『偽りなき者』冤罪事件の作り方

偽りなき者

原題 : ~ JAGTEN ~

作品情報

監督・キャスト

監督: トマス・ヴィンターベア
出演: マッツ・ミケルセン、トマス・ボー・ラーセン、アニカ・ヴィタコプ、ラセ・フォーゲルストラム、スーセ・ウォルド、ラース・ランゼ

受賞

第65回カンヌ国際映画祭 コンペティション部門・男優賞受賞(マッツ・ミケルセン)

日本公開日

公開: 2013年3月16日

レビュー

☆☆☆☆

2013年10月9日。DVD観賞。

 
原題は直訳すると「HUNT」=狩り…である。

本当に狩られている感覚だった。

こんな馬鹿馬鹿しい事、ある!?

と、怒りで頭がおかしくなりそうだった。

見ている間、ずっとイライラした。だって…理不尽極まりないじゃないか。

特に、きっとアレはああなるんじゃないだろうか、という嫌な予感が的中しちゃったシーンなんか…もう。

あらすじ

失業し、離婚し、1人息子を自分の元に呼び寄せたい中、幼稚園の助手という仕事を得て安定した暮らしを始めたルーカスは、ある1人の少女の作り話によって過酷な生活を強いられることになる。

恐るべき子どもと集団パニック

子どもは無垢で嘘などつかないなど、どうして本気で思えるのだろう。

自分の子どもを信じたい気持ちは分かる。
でも、どうしてそうなっちゃうの

いわゆる「集団パニック」の恐ろしさが描かれる本作。

閉鎖された世界の頭のおかしい権力者が「あいつが悪い」と断定する→知的な識者だと信じている人たちがあっという間に話に巻き込まれる→犯人断定。

冤罪事件の作り方。

この過程の間に「疑い」が何もないことが恐い。こんな現実あったら恐い。

子供の頃からずっとこの町の住人なんだよね。みんな…。友情って一体何なのだ。

主人公・ルーカスが引きこもりで友達もいなくて以前から不審者っぽかったならまだ解るけれども、仲間はいっぱいいたはずなのに。

 

周防正行監督の「それでもボクはやってない」と、似た感覚はあるものの、信じてくれる心強い味方がいない分、あれよりももっともっと気分がドロドロする。まさに狩られていく感じ。

後味悪すぎるラスト

結末も全くスッキリしなかった。
私だったら、あんな町に住み続けられないけど。

そして、ラストのあのシーンは不要だったと思う。

サスペンスとして秀逸だとは思う。いい映画だとも思う。

少なくとも教えてくれる事はある。

汝の隣人を信ぜよ…と。

血圧の高い方にはお薦めしません。ブチ切れそうだから。

 


以下ネタバレ感想

 

ファニーーーーーーー!!!!!!

 
ああなるんじゃないかと思ったんだよ。…もう、すっごく心配していたらその通りになった。

犬に罪はないだろ~。

「変質者」を追い詰めるつもりで自分自身がおかしくなっちゃってるのが解らない「誰か」。恐すぎる。

 
園長のグレテに話を切り出された時に、どうしてもっと本気で否定しなかったんだろう。

まぁ…子どものたわ言が自分を本当に追い詰める結果になるとは思ってもみなかっただろうから……。

本人の居ない所でどんどん広がっていく嘘。

 

じゃあ彼は見せたんだね。
きみに触らせた?
白い物が出た?

誘導してるじゃないか。
犯罪と犯人を作り上げているじゃないか。

子どもに罪はないのだろう。

しかし、ごめんなさい。私はこの子を許せないし、この子の親も許せない。特にグレテは許せない。
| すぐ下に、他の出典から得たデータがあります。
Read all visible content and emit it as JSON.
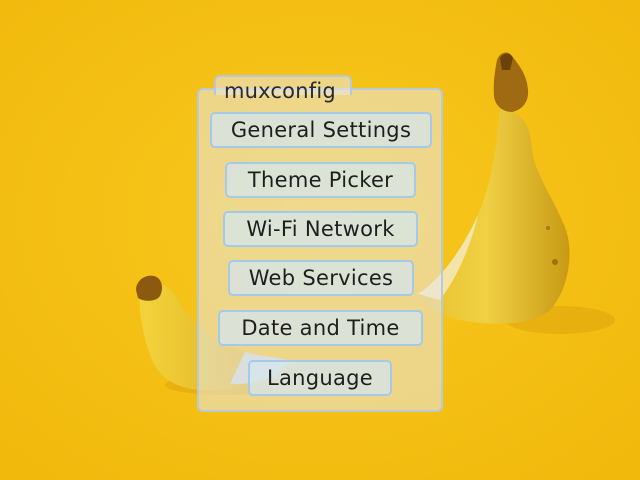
{
  "wallpaper": {
    "background_color": "#f6c215",
    "subject": "bananas"
  },
  "window": {
    "title": "muxconfig"
  },
  "menu": {
    "items": [
      {
        "label": "General Settings",
        "selected": true
      },
      {
        "label": "Theme Picker"
      },
      {
        "label": "Wi-Fi Network"
      },
      {
        "label": "Web Services"
      },
      {
        "label": "Date and Time"
      },
      {
        "label": "Language"
      }
    ]
  },
  "colors": {
    "panel_border": "#b4c8e1",
    "button_border": "#a0c8eb",
    "button_fill": "#d6e6eb",
    "text": "#1e1e1e"
  }
}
訴えるわ。そして、こんな裏切り者だらけの町には住まないわ。

ルーカスは心が広すぎる…。

仕事も信用も失って愛犬まで失くしたのに

「父よ。というだけであなたは神の子になれる」

…じゃねーーよ

…と思ってしまった私は心が狭すぎるのでしょうか、神よ。

 

私たちがこの映画を見て考えなくてはならないのは、こういう人を作らないためにどうすればいいかという事。

子どもは信じてあげたいよ。
けれども、嘘を広げた大人のせいで、この子も傷つく結果になった。

真実を見極めるって、きっと難しい。